En la víspera de su pasión Jesús comunica su amor con gran ternura hacia sus
discípulos y les promete su Espíritu para afrontar todo compromiso y sacrificio
vital por amor y fidelidad a su palabra. Ese Espíritu, enviado por el Padre a
petición de Jesús, es el que se hace presente en la vida y la misión de la Iglesia
desde el principio hasta hoy. Es el Espíritu, Señor y dador de vida, que permite
decir a Jesús: “yo vivo y vosotros viviréis”. De la vida de la que Jesús habla es la
vida en el amor de Dios pues continúa: “yo estoy con mi Padre, vosotros
conmigo y yo con vosotros”.
La carta primera de Pedro nos revela su gran secreto en el fragmento que hoy
leemos, pues nos da la clave para vivir las situaciones más hostiles al
presentarnos la Pasión de Cristo como fundamento de nuestra esperanza. El
autor invita a la glorificación de Cristo como Señor, una acción que nace de la
interioridad personal, de la inteligencia, de la voluntad y de los sentimientos. Un
modo concreto de llevar a cabo la santificación de Cristo por parte de los
cristianos es estar dispuestos siempre para dar explicación a todo el que pida
una razón de la esperanza. En la historia presente, la esperanza en Dios activa
las resistencias personales frente a los acosos del entorno hostil e infunde
alegría para perseverar con tesón en la lucha por la paz y la justicia haciendo
siempre y solamente el bien
Este texto contiene además un aspecto esencial para la historia de la teología
pues en él encuentra su argumento bíblico la fe que quiere entender. Se trata
del texto originario donde tiene su razón de ser la teología en cuanto intento de
buscar, analizar, reflexionar y comunicar, desde la razón y con los medios
científicos adecuados, el fundamento de la esperanza. Esta tarea de la teología
implica para los teólogos no sólo la búsqueda de las razones de la esperanza
sino el estar dispuestos a dar una palabra razonable sobre la fe y la esperanza
cristianas inmersos en circunstancias sociales no siempre favorables a la fe ni en
sintonía con los valores éticos que de ella se derivan.

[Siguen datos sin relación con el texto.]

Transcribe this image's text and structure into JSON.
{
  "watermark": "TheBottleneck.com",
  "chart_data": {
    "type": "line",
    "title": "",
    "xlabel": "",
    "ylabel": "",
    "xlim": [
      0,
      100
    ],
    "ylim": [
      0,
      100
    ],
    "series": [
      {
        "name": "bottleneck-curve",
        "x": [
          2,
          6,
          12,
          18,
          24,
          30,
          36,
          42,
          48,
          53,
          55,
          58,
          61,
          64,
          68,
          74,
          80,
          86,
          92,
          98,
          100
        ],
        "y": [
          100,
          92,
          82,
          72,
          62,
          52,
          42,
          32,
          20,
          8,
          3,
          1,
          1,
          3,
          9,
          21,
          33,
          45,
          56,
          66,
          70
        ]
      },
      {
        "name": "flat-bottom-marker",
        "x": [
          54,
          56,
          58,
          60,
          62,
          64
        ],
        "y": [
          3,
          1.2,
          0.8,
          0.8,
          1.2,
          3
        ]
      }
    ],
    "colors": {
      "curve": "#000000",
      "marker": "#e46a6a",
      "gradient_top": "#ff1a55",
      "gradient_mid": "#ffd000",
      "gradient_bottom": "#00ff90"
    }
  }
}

En la carta tiene una relevancia especial el modo de actuar de los cristianos. No
importa sólo lo que se ha de hacer sino cómo se ha de hacer. Por eso el autor
muestra una batería de actitudes que acompañan a cada exhortación particular.
En este caso apela a la delicadeza y al respeto, así como a la buena conciencia
en la relación con los que hacen daño calumniando a los cristianos (1 Pe 3,16).
Como creyentes, la forma de dar testimonio de la verdad, de dar explicación de
la esperanza y de proclamar el señorío de Cristo no puede hacerse desde la
prepotencia, desde la arrogancia ni como quien se cree poseedor absoluto de la
verdad. Lo que cuenta es la fuerza interior capaz de infundir convicción y la
autoridad moral de la buena conciencia capaz de desenmascarar la mentira y la
maledicencia. La conciencia se refiere a la conciencia moral en cuanto ésta es
orientadora de la buena conducta. Ambas están estrechamente vinculadas en
este versículo. Saber resistir haciendo el bien en medio de las difamaciones, con
respeto a los otros, con firmeza interior, pero con delicadeza en el trato a los
demás es la vía privilegiada en la carta para dar testimonio de la fe.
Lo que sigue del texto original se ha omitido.